'Confidence score' for a generated summary?

salesforce / ctrl-sum

Resources for the "CTRLsum: Towards Generic Controllable Text Summarization" paper

https://arxiv.org/abs/2012.04281

BSD 3-Clause "New" or "Revised" License

146 stars 24 forks source link

'Confidence score' for a generated summary? #16

Closed aliencaocao closed 2 years ago

aliencaocao commented 2 years ago

❓ Questions and Help

Hi, is there something like a confidence score or a metric that I can use to evaluate how confident the model is in generating the summary? Specifically, I used it to perform question-answering, and some questions may not have an answer in the given text. Is there a way to kind of 'detect' when there is no obvious enough answer in the source text? E.g. when the model makes a less-confident prediciton. Thanks.
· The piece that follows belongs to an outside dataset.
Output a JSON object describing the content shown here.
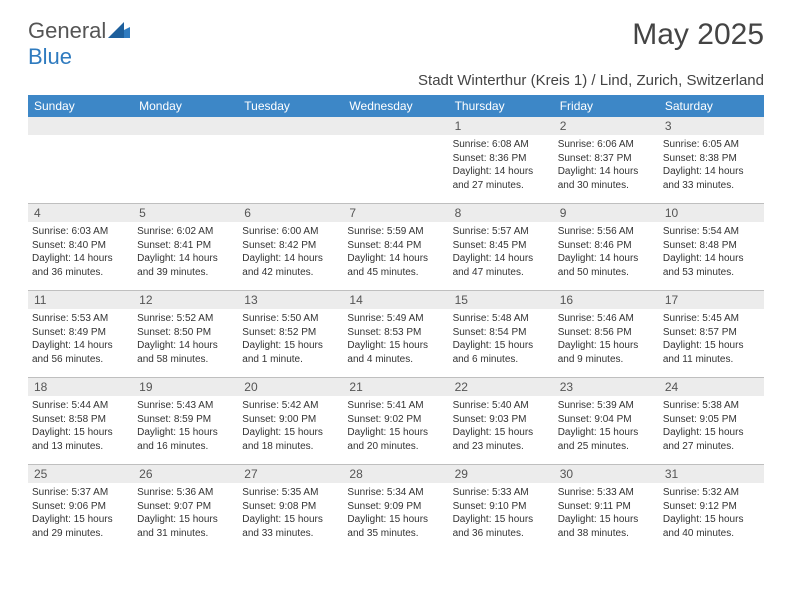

jxhe commented 2 years ago

I doubt confidence score would be a trustable metric for this setting. Detecting unanswerable questions is a non-trivial task itself and I doubt CTRLsum is able to do that well off-the-shelf. Actually in the QA literature I think people needed to use annotated unanswerable examples to explicitly train models to identify unanswerable questions, e.g. SQuAD v2

aliencaocao commented 2 years ago

I see, thanks for the info.